More than 80 investors—members of Farm Animal Investment Risk and Return (FAIRR), a network educating investors—wrote to the fast food giants calling on them to publicly set and monitor targets on GHG emissions and freshwater impacts.
“Fast-food giants deliver speedy meals, but they have been super slow in responding to their out-sized environmental footprints,” said Mindy Lubber, head of Ceres, which lobbies for greener business practices and is backing the initiative.
McDonald’s Corp told the Thomson Reuters Foundation that it set a target in 2018 to reduce emissions by 2030 that would be the “equivalent of taking 32 million passenger cars off the road for an entire year”.
Fast-food giants deliver speedy meals, but they have been super slow in responding to their out-sized environmental footprints.
Mindy Lubber, head, Ceres
Yum Brands Inc—the owners of KFC—and Restaurant Brands International Inc—the owners of Burger King—did not immediately respond to requests for comment.
Investors are increasingly judging companies according to ethical, sustainable and governance criteria, which they say are important factors in company performance.
Livestock—largely cattle raised for beef and milk—are responsible for about 14.5 per cent of global greenhouse gas (GHG) emissions, the United Nations Food and Agriculture Organization says.
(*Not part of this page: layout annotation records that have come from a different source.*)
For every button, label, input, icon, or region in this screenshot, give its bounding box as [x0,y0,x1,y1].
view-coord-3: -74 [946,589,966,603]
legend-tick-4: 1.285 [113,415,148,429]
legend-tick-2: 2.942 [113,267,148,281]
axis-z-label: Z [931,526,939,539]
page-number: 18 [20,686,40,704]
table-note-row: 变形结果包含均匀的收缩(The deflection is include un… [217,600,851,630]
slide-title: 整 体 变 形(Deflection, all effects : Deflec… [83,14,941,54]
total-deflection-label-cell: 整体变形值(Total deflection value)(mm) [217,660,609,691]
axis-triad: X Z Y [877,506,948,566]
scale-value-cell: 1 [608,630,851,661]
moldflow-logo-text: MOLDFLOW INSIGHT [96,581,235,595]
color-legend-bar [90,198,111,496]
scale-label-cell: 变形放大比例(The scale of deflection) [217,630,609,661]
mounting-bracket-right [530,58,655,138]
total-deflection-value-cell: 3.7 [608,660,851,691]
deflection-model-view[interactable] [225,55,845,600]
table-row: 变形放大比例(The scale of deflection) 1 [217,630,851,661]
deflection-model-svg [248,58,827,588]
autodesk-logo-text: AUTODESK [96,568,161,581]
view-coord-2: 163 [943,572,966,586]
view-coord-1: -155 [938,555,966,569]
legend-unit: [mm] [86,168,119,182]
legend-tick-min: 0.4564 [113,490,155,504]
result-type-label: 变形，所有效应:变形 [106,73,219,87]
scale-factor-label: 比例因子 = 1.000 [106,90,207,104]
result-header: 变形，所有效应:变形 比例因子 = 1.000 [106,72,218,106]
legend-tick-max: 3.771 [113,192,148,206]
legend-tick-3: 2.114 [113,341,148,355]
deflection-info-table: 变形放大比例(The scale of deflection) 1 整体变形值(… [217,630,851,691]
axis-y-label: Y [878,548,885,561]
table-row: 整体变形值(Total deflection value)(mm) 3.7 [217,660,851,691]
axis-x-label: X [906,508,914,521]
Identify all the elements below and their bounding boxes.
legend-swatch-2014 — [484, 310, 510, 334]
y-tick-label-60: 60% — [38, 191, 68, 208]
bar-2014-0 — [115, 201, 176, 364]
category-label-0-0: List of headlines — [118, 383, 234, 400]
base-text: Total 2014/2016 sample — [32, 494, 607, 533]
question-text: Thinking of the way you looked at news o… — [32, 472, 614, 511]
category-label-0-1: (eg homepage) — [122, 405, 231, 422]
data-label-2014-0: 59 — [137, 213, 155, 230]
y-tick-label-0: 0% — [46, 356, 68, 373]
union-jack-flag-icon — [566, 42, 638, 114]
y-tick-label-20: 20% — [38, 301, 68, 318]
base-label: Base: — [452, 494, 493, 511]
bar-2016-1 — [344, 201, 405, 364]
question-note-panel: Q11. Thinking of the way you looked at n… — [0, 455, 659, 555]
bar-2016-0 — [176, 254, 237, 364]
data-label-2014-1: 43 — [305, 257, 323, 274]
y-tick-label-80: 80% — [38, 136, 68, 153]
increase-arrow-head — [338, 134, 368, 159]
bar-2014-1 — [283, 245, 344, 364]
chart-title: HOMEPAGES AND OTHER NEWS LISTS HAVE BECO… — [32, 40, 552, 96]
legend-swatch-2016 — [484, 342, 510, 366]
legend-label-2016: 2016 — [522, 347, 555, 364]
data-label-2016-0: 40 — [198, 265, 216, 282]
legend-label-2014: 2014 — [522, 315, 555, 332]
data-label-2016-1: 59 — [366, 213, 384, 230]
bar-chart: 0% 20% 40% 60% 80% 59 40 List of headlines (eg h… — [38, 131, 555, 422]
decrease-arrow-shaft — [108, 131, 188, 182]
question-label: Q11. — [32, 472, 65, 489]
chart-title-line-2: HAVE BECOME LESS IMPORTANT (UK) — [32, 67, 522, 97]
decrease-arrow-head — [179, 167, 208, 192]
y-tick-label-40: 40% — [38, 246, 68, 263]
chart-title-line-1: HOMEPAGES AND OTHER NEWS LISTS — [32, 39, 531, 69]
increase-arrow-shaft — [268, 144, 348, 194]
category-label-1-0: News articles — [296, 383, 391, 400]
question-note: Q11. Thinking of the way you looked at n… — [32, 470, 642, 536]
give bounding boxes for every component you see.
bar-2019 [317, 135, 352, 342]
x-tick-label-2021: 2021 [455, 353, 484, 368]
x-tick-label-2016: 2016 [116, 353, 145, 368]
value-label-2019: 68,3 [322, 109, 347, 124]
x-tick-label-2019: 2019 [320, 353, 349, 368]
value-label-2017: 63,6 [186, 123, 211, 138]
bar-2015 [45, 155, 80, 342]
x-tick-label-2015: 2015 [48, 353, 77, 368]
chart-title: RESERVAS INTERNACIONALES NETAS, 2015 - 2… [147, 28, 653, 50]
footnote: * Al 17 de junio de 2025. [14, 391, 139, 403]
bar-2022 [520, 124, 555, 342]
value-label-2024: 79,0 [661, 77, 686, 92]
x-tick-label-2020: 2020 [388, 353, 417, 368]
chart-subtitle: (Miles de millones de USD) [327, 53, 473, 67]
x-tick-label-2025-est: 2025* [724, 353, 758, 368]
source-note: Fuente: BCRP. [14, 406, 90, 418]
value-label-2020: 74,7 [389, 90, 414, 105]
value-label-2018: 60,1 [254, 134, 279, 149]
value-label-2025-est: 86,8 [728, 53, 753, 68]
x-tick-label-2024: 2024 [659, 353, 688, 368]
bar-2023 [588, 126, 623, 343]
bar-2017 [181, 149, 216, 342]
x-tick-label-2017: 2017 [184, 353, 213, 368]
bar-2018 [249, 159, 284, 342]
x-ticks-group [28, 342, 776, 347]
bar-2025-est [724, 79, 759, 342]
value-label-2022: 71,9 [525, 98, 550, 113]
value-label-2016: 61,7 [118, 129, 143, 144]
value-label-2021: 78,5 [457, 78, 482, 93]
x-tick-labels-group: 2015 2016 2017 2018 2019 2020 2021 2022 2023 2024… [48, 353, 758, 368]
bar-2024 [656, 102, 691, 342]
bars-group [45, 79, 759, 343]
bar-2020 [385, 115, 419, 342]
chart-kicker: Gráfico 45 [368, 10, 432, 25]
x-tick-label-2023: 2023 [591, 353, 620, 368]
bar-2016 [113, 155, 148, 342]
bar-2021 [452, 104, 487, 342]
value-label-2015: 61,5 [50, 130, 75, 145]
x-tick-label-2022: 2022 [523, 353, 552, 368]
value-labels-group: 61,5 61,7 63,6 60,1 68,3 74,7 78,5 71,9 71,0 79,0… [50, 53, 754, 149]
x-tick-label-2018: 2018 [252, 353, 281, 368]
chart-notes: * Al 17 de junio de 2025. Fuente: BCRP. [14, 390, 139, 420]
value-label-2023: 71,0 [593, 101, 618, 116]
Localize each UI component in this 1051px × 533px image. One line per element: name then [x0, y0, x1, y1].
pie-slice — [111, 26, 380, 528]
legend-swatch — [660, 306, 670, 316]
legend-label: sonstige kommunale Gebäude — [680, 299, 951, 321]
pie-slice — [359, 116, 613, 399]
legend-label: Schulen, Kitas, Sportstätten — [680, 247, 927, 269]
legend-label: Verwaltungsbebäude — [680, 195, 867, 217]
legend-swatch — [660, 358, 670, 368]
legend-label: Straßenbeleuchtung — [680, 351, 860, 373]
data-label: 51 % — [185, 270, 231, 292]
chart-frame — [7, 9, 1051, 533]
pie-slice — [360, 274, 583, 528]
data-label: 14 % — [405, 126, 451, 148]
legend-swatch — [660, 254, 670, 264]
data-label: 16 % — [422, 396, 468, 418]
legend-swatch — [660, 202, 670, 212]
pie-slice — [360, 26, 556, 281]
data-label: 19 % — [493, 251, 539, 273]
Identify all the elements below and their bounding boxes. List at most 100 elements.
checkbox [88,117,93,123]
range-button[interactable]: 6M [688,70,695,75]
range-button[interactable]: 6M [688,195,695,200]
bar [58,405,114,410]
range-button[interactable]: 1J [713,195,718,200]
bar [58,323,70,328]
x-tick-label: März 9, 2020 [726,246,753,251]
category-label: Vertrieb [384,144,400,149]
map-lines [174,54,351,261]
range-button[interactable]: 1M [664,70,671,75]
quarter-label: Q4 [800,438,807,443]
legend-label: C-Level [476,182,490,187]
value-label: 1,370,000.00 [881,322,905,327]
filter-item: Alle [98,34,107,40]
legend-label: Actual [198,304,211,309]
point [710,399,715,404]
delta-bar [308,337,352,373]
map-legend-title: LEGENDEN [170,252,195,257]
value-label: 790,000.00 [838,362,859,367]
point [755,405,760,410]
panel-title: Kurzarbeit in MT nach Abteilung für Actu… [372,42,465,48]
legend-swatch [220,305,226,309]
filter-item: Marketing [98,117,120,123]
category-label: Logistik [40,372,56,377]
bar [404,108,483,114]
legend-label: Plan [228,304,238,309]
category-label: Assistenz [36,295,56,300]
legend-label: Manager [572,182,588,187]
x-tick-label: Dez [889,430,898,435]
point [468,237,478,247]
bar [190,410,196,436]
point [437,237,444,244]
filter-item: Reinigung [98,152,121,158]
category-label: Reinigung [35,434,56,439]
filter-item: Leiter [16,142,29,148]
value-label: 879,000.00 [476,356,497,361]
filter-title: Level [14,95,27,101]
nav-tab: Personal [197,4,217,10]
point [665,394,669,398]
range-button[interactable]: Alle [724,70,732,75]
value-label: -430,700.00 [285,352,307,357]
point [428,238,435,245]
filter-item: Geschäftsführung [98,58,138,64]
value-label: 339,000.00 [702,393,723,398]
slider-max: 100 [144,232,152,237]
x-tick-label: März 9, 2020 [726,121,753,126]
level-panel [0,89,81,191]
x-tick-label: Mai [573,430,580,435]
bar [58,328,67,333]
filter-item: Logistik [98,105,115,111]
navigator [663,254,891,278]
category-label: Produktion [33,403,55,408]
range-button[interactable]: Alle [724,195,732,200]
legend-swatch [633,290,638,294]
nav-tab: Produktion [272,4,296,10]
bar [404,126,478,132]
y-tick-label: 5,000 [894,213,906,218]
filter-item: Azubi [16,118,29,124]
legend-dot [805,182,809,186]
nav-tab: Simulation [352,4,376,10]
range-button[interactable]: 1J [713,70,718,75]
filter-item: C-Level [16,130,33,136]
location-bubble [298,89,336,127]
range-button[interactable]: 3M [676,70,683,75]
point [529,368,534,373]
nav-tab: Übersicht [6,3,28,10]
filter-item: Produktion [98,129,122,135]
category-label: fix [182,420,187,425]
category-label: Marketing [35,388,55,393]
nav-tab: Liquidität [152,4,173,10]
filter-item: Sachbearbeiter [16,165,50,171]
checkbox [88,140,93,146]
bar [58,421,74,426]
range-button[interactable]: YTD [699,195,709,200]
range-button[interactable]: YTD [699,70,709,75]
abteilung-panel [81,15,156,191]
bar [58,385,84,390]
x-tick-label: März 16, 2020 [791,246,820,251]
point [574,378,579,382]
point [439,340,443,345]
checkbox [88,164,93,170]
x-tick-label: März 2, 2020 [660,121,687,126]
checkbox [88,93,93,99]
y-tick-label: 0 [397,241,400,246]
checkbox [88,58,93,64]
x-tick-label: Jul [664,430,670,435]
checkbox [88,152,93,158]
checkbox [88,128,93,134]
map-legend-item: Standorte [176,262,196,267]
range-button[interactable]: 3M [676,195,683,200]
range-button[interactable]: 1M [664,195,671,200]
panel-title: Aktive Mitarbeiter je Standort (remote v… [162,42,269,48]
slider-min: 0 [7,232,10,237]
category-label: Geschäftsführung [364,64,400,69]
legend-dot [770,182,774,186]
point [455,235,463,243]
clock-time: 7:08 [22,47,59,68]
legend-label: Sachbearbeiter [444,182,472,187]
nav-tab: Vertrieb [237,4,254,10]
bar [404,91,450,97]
But two-thirds of the world’s largest, publicly listed meat and livestock companies do not have targets for reducing their emissions, says FAIRR, which includes Canada’s BMO Global Asset Management and Britain’s Aviva Investors.
“Investors who have signed on believe these risks threaten the long term viability of the quick service restaurant sector,” said Aarti Ramachandran, London-based FAIRR’s head of research.
“The fact that investors with $6.5 trillion signed on is an indicator of how important this issue is,” she said, adding that some of the investors have fast food companies—a sector worth $570 billion—in their portfolios.